Installation and Setup
Installation Methods:
• Anaconda: Matplotlib comes pre-installed.
• Standard Installation:
python -m pip install -U pip
python -m pip install -U matplotlib
Importing Pyplot:
import matplotlib.pyplot as plt # Common convention
Types of Charts
• Line Chart: Displays data points connected by lines.
• Bar Chart: Represents data with rectangular bars.
• Pie Chart: Shows proportional data as slices of a circle.
• Histogram: Displays frequency distribution.
• Scatter Plot: Shows relationships between two variables.
• Box Plot: Visualizes data distribution through quartiles.
Line Chart
Basic Line Chart:
import matplotlib.pyplot as plt
x = [1, 2, 3]
y = [2, 3.5, 5]
plt.plot(x, y)
plt.show()
Customizing Line Charts:
Labels and Title:
plt.xlabel(‘Overs’)
plt.ylabel(‘Runs Scored’)
plt.title(‘Over wise Runs Scored’)
Line Style:
plt.plot(x, y, ‘r’, linewidth=4, linestyle=’dashed’) # Red, thick, dashed line
Markers:
plt.plot(x, y, marker=’+’, markersize=10, markeredgecolor=’red’)
Bar Chart
Vertical Bar Chart:
categories = [‘1-10′, ’11-20′, ’21-30’]
values = [65, 55, 70]
plt.bar(categories, values, width=0.3, color=[‘r’, ‘g’, ‘b’])
plt.xlabel(‘Over Interval’)
plt.ylabel(‘Runs Scored’)
plt.title(‘Scoring Chart’)
plt.show()
Horizontal Bar Chart:
plt.barh(cities, temperatures)
plt.xlabel(‘Temperature’)
plt.ylabel(‘Cities’)
Multiple Bar Chart:
x = np.linspace(1, 5, 5)
plt.bar(x, team_a, width=0.3, label=’Team A’)
plt.bar(x + 0.3, team_b, width=0.3, label=’Team B’)
plt.legend()
Pie Chart
Basic Pie Chart:
slices = [50, 20, 15, 10]
departments = [‘Sales’, ‘HR’, ‘Finance’, ‘Production’]
plt.pie(slices, labels=departments, autopct=’%1.1f%%’, shadow=True)
plt.title(‘Department Distribution’)
plt.show()
Exploded Pie Chart:
explode = [0, 0.2, 0, 0] # Pull out the ‘HR’ slice
plt.pie(slices, explode=explode, labels=departments)
Histogram
Frequency Distribution:
ages = [22, 32, 35, 45, 55, 14, 26]
bins = [0, 10, 20, 30, 40, 50, 60]
plt.hist(ages, bins=bins, color=’magenta’, edgecolor=’black’)

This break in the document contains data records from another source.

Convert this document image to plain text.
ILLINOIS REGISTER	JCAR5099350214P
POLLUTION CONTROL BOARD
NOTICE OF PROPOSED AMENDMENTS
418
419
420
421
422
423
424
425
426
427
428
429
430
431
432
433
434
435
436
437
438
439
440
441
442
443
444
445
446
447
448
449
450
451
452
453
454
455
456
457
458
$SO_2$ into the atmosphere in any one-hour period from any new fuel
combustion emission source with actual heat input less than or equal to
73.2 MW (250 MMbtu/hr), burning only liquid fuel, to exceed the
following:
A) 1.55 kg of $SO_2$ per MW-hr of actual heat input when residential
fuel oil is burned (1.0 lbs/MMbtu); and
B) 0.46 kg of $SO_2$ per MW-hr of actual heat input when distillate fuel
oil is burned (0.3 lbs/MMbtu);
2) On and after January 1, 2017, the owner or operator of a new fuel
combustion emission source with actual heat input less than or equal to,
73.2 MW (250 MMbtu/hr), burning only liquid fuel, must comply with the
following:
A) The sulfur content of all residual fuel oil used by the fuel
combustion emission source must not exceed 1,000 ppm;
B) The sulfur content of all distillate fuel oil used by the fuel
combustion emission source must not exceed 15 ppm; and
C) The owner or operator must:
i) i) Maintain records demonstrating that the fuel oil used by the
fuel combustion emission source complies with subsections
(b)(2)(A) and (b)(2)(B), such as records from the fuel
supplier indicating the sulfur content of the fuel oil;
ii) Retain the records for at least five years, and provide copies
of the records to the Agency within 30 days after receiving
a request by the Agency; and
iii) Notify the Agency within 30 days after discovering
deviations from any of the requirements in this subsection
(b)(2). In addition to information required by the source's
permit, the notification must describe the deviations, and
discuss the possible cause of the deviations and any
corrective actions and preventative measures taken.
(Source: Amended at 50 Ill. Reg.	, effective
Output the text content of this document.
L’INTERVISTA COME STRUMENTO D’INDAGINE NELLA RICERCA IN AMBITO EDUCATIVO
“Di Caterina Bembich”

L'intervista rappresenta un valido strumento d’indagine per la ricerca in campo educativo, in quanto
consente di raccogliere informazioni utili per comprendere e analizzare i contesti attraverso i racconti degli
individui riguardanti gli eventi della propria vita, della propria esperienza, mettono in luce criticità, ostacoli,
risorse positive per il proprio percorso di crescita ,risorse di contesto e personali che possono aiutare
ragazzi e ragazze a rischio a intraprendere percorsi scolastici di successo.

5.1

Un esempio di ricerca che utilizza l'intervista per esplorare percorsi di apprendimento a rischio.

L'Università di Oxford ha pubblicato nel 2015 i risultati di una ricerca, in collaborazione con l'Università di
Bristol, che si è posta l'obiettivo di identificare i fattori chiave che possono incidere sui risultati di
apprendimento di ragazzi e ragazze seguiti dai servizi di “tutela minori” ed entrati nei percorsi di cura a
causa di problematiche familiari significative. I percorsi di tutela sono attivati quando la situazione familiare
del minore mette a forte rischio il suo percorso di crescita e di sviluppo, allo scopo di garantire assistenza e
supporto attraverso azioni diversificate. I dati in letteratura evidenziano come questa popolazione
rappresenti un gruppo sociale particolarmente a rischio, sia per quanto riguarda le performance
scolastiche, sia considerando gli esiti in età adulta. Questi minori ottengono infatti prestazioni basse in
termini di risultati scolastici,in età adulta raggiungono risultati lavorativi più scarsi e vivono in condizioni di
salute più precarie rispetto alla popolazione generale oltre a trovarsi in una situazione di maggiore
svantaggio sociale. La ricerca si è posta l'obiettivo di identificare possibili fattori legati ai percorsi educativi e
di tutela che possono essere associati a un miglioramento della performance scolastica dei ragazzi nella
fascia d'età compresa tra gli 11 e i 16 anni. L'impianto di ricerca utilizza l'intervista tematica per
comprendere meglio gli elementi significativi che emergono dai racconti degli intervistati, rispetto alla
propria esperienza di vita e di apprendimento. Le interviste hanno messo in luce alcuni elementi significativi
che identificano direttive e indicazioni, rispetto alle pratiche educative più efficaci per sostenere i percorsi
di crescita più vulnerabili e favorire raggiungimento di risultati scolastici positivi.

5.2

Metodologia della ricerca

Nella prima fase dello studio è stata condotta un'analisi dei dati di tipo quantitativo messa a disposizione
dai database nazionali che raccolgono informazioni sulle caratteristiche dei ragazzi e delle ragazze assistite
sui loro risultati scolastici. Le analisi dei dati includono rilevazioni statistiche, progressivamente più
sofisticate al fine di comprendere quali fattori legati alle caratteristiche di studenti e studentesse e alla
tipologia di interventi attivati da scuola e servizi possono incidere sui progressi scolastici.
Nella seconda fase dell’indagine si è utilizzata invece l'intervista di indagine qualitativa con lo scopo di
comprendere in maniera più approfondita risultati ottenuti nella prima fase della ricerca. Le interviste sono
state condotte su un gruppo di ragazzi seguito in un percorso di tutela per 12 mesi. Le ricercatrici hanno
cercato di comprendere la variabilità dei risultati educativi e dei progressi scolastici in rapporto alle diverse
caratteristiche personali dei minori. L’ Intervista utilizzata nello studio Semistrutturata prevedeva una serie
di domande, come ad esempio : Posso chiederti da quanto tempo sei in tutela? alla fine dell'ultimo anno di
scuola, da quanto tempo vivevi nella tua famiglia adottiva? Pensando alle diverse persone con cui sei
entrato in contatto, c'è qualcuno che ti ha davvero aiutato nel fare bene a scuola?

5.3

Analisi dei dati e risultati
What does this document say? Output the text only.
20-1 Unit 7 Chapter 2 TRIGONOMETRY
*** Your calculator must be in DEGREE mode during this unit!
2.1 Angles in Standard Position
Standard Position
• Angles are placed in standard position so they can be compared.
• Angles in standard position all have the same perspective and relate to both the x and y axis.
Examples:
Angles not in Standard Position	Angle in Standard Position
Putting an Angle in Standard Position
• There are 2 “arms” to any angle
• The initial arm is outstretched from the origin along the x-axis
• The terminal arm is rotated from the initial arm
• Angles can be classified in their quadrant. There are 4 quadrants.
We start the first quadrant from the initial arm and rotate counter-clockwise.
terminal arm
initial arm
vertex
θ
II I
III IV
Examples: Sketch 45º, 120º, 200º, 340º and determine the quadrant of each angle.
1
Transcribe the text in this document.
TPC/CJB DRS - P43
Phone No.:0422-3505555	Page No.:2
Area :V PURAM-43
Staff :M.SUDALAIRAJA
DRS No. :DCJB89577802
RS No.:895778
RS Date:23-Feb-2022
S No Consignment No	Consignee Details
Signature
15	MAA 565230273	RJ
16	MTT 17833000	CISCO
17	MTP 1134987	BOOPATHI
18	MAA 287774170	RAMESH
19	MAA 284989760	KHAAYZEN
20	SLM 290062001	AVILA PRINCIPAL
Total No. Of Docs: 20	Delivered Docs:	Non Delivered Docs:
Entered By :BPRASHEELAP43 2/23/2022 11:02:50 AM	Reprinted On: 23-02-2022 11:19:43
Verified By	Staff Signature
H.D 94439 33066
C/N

plt.xlabel(‘Employee Age’)
plt.ylabel(‘Number of Employees’)
Frequency Polygon:
plt.hist(ages, bins=bins, histtype=’step’)
Box Plot
Basic Box Plot:
data = [val1, val2, val3]
plt.boxplot(data, labels=[‘Series1’, ‘Series2’, ‘Series3’])
Customized Box Plot:
plt.boxplot(data, patch_artist=True, notch=True)
Scatter Plot
Basic Scatter Plot:
plt.scatter(x, y, color=’red’, marker=’x’)
plt.xlabel(‘Age’)
plt.ylabel(‘Number of Employees’)
Saving Plots
plt.savefig(‘path/to/file.pdf’) # Supports formats like PNG, PDF, SVG
plt.show()
Key Takeaways
• Use plt.plot() for line charts.
• Customize charts with labels (xlabel, ylabel), titles (title), and legends (legend).
• Bar charts (bar, barh) are ideal for comparisons.
• Pie charts (pie) show proportions.
• Histograms (hist) display distributions.
• Box plots (boxplot) summarize data statistics.
• Scatter plots (scatter) reveal relationships between variables.